“Da tempo ormai abbiamo compreso che le mafie sono un fenomeno globale che interessa non solo le regioni del sud. Per combatterlo, oltre il tema della repressione, è fondamentale l’aspetto socioeconomico. La confisca dei beni e dei capitali e il loro riutilizzo a scopi sociali costituisce un colpo mortale alla criminalità organizzata, sia sul piano strettamente economico che per ciò che riguarda l’aspetto simbolico. Sottrarre risorse alla criminalità per reinserirle nel circuito sociale significa infatti affermare con forza un messaggio fondamentale: la legalità è più forte del malaffare, il bene ha la meglio sul male. In questo senso si inserisce la straordinaria intuizione di Pio La Torre e Virginio Rognoni, che consentì per la prima volta l’aggressione allo strapotere economico delle mafie restituendo alla collettività le ricchezze sottratte”.

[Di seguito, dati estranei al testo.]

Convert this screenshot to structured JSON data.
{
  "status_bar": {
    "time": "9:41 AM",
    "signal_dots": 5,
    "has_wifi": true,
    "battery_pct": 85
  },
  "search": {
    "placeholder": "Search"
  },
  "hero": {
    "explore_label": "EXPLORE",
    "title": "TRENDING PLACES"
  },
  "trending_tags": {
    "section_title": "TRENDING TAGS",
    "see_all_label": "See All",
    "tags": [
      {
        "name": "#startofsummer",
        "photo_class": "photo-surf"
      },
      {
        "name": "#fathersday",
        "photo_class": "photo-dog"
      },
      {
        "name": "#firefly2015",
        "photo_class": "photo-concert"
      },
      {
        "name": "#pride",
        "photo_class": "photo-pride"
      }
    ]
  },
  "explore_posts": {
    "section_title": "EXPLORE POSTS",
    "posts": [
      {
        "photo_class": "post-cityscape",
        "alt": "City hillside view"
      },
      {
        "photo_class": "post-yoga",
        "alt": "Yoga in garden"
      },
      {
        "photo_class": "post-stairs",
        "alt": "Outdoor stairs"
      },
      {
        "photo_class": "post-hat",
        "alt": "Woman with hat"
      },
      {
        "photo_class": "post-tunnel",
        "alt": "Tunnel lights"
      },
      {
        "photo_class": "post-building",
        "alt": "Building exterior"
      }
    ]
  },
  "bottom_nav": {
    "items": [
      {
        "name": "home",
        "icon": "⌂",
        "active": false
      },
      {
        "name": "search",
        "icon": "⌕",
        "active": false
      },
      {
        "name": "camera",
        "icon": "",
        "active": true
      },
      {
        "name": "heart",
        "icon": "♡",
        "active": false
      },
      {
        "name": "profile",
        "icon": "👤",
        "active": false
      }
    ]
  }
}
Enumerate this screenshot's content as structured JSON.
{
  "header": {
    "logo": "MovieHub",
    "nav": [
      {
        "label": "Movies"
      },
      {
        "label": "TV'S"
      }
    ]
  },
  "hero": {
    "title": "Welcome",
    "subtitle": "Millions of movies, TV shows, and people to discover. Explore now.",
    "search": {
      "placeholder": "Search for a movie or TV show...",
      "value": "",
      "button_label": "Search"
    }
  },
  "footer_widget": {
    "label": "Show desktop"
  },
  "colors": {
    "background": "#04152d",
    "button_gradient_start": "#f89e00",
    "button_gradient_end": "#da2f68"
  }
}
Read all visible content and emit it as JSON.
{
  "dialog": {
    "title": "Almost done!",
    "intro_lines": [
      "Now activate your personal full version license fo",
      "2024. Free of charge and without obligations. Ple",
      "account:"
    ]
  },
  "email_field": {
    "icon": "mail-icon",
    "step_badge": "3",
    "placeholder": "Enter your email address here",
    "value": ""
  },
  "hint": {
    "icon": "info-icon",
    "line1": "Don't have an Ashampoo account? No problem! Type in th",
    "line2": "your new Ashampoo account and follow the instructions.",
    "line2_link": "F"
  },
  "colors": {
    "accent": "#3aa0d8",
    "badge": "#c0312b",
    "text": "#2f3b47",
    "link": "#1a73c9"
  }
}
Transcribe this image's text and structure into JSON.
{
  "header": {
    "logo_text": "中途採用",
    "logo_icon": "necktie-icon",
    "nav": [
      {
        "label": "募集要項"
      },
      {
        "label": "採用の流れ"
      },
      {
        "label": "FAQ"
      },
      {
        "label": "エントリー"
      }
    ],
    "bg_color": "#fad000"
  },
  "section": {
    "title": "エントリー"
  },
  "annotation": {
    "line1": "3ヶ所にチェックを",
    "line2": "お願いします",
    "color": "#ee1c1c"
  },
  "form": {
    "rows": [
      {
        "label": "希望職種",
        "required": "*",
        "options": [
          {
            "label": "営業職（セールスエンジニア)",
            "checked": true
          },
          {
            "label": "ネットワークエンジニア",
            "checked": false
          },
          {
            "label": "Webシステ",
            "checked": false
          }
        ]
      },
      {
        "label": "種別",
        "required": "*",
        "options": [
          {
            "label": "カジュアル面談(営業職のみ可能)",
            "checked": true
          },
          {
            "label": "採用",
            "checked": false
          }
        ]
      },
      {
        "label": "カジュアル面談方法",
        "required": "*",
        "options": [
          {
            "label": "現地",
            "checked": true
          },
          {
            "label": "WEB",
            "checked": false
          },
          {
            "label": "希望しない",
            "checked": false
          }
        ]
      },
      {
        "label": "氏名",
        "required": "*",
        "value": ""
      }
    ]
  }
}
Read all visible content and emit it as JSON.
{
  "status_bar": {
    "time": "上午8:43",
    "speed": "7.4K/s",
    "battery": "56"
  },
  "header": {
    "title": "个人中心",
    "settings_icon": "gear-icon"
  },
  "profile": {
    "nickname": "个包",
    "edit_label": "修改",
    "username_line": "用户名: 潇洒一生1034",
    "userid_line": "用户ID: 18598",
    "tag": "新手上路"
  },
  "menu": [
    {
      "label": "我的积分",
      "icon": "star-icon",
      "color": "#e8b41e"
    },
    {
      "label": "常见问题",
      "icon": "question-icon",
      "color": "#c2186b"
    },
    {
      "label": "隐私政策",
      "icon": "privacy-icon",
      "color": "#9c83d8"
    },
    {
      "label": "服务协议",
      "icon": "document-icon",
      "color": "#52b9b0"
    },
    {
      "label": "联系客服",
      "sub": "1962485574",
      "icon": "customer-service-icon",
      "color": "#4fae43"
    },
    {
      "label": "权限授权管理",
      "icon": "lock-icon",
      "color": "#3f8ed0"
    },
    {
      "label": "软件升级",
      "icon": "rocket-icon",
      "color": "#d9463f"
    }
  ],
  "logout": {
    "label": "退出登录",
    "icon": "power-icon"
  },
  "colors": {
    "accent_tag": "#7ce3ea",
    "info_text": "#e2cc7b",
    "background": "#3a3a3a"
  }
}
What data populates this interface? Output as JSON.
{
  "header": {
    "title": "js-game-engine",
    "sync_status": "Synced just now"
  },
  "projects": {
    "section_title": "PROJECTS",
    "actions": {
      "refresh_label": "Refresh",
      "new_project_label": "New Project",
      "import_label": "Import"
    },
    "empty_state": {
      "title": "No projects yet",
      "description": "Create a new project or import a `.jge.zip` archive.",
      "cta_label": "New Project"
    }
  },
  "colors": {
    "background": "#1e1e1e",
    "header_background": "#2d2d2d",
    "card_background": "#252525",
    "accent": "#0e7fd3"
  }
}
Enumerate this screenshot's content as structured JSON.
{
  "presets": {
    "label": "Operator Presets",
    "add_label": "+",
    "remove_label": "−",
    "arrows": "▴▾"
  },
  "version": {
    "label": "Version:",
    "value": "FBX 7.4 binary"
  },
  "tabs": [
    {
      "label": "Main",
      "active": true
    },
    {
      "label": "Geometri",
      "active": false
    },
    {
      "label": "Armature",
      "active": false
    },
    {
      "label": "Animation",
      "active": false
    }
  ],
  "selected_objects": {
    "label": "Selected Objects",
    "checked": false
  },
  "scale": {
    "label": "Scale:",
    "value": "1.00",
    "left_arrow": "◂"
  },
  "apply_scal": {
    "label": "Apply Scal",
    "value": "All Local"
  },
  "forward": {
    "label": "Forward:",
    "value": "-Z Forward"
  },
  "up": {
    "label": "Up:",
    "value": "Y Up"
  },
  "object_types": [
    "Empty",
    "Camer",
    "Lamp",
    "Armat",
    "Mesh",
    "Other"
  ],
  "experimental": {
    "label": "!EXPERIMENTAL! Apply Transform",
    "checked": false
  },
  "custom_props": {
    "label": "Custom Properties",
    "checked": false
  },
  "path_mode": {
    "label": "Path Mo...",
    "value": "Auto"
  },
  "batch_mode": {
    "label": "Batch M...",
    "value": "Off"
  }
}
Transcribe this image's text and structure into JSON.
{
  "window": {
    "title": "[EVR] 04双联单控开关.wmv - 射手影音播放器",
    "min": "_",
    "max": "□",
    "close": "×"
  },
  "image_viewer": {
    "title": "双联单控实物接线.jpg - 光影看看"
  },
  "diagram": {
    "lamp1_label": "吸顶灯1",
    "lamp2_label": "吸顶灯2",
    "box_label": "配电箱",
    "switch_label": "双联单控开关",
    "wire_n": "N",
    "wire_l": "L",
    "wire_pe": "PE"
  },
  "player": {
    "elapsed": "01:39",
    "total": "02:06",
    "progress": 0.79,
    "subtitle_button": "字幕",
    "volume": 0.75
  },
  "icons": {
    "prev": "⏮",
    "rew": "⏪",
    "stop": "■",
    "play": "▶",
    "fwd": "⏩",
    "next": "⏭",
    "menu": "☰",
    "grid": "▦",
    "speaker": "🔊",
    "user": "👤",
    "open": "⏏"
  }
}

“In questi anni – ha spiegato Falcomatà – grazie al prezioso lavoro promosso con Anci sul territorio, abbiamo lanciato anche un programma innovativo su questo tema: utilizzare gli edifici confiscati anche per far fronte all’emergenza abitativa, mettendo a disposizione delle famiglie più fragili appartamenti e ville confiscate ai clan. La proposta che avanziamo oggi è quella di attivare un programma nazionale sui beni confiscati che assegni anche delle risorse a questa filiera”.
“I beni assegnati agli Enti locali infatti molto spesso sono poco più che dei ruderi e questo comporta per gli Enti locali la necessità di reperire delle risorse per ristrutturarli, renderli agibili ed inserirli nel patrimonio disponibile per l’emergenza abitativa. Su questo fronte quindi è necessario inserire una previsione di spesa nella legge di bilancio ma anche avviare una seria riflessione sulla gestione delle risorse, dei capitali confiscati, che oggi vanno all’interno del Fondo Unico Giustizia. Sarebbe utile a mio avviso che almeno una parte di queste risorse rimanesse sui territori, assegnandole ai Comuni insieme ai beni confiscati, con l’obiettivo di riqualificarli e renderli agibili. Allo stesso modo si dovrebbe poter utilizzare i proventi dei fitti dei locali commerciali per ristrutturare i beni e quindi rendere più efficace e veloce la filiera del riutilizzo a fini abitativi”.
“A fianco a questo – ha aggiunto ancora Falcomatà – c’è da attivare una campagna di promozione della cultura della gestione dei beni confiscati, diretta alla formazione degli Amministratori locali. Da Sindaco metropolitano mi sono spesso trovato di fronte a sindaci di piccoli comuni che preferivano non partecipare ai bandi per l’assegnazione dei beni, con il risultato che questi, dopo la confisca, rimanevano per lungo tempo fermi ed inutilizzati. Dobbiamo fare in modo che ciò non accada, perché fino a quando il bene non riprende vita con la riassegnazione sociale, continua ad essere il simbolo del potere mafioso. In questo senso sarebbe utile promuovere dei seminari nei confronti degli amministratori locali, con l’obiettivo di sensibilizzarli sull’importanza di questa filiera, anche attraverso un protocollo d’intesa, tra Anci e l’Agenzia Nazionale dei Beni Confiscati, per favorire questi processi e renderli sempre più semplici ed efficaci”.